The latest controversy seems to have come out of a far-fetched interpretation though. But before the interview, a background of Deendayal Upadhyaya: Upadhyaya had been an RSS pracharak in his youth, and was one of the founding members of Bharatiya Jan Sangh, the forerunner of BJP, in 1951. After Syama Prasad Mukherjee’s death in custody in Kashmir in 1953, he nurtured the fledgling party and mentored young leaders Atal Bihari Vajpayee and Lal Krishna Advani, till his own mysterious death on a Lucknow-Patna train journey in 1968. Apart from being a politician, Upadhyaya founded many Hindu nationalist journals, of which one –- Panchjanya –- is still in print.

Most significant to our present discussion is Upadhyaya’s political philosophy of “integral humanism”, which rejected both capitalism and communism, and is a modern-day version of Sanatan Dharma. BJP continues to call it a “guiding precept”, its open support for free markets notwithstanding.
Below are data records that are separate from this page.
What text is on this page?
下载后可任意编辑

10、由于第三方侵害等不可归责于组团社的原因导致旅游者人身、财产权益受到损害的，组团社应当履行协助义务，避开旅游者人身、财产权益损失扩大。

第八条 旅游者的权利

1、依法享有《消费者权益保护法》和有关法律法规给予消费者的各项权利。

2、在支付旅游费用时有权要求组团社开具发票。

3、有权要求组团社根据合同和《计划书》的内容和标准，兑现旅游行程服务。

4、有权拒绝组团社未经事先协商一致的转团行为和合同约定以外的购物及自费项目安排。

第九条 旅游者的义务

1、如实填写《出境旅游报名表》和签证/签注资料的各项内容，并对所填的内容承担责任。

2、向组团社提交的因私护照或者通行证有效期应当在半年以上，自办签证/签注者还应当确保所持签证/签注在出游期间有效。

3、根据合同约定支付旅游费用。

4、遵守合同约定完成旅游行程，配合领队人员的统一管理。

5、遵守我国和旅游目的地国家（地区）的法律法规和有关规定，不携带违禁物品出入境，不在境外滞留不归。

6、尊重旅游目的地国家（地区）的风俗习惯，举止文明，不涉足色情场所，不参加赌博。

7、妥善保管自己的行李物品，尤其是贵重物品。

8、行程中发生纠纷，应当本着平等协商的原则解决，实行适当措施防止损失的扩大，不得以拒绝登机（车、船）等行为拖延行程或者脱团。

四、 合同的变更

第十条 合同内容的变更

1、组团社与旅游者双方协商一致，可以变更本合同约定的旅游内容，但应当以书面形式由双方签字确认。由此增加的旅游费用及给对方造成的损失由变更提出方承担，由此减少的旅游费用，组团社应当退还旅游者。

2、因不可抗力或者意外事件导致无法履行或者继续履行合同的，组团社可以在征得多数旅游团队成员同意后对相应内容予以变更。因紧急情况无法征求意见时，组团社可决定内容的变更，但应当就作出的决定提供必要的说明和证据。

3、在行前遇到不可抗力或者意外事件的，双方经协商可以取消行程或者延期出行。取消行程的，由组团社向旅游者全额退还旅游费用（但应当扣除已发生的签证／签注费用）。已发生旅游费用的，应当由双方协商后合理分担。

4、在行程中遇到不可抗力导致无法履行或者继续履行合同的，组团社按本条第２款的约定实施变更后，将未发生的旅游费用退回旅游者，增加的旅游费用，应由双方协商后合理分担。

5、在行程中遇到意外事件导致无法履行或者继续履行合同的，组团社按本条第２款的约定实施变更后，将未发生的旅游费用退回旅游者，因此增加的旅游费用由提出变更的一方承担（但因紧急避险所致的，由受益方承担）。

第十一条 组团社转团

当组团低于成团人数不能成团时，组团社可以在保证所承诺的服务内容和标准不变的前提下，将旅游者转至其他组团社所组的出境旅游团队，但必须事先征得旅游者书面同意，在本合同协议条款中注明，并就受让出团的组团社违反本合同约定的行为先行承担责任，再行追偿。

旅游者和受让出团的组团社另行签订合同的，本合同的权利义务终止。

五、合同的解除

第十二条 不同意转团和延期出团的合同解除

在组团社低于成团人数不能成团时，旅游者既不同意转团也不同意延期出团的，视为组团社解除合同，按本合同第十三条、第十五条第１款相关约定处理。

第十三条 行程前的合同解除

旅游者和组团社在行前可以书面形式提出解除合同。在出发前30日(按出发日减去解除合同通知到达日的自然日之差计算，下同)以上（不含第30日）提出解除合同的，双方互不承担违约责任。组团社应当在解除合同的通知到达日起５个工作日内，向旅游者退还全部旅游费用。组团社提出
Prafulla Ketkar and Hitesh Shankar, the editors of Organiser and Panchjanya respectively, together interviewed Bhagwat on the present-day relevance of Upadhyaya’s integral humanism philosophy for the September 25 issue. (Panchjanya has also published the interview in Hindi.) One may very well differ with Upadhyaya’s philosophy or Bhagwat’s interpretation of it; also, the RSS’s erasure of caste as a social menace has earlier been documented by academicians and others.

But anyone who cares to read the OrganiserPanchjanya interview in its entirety would see that Bhagwat was making a broader theoretical point: that the reservation system has been politicised since its inceptionin a way that goes against the collective welfare of the nation. He clearly said, however, that “reservation for socially backward classes is the right example” of a policy initiative in tune with integral humanism. “If we would have implemented this policy as envisaged by the Constitution makers instead of doing politics over it, then present situation would not have arrived.”

The present controversy was also uncalled for because only two weeks ago, Bhagwat had been widely quoted as coming out in support of reservation. At a book launch in Delhi on September 6, he said: “We support reservation. Till the time there is inequality in the society, reservation is needed. To bring up those suffering from this inequality as equals, we need reservation. But there should not be any politics on that.”To interpret, therefore, that Bhagwat was pitching the government to review reservation policy in the OrganiserPanchjanya interview is an exaggeration.

In a politically charged environment ahead of the Bihar assembly elections, the opponents were quick to react. Unsurprisingly, Janata Parivar leaders Nitish Kumar and Lalu Prasad Yadav made use of the situation and attacked the BJP. The Congress said Bhagwat’s statement exposed the BJP’s anti-poor mindset.

In the recent past the BJP has supported reservation, not the least, because it makes lot of electoral sense. Both RSS and BJP, embarrassed, issued clarifications (even though Yadav’s attack hasn’t stopped), but the damage was done.

https://twitter.com/RSS_Org/status/645953688813481984

Politicians perhaps need not care for facts when opinion serves the purpose. But it’s certainly the media’s responsibility to readily fact-check statements before interpreting and publishing them — especially ones that might stoke a controversy.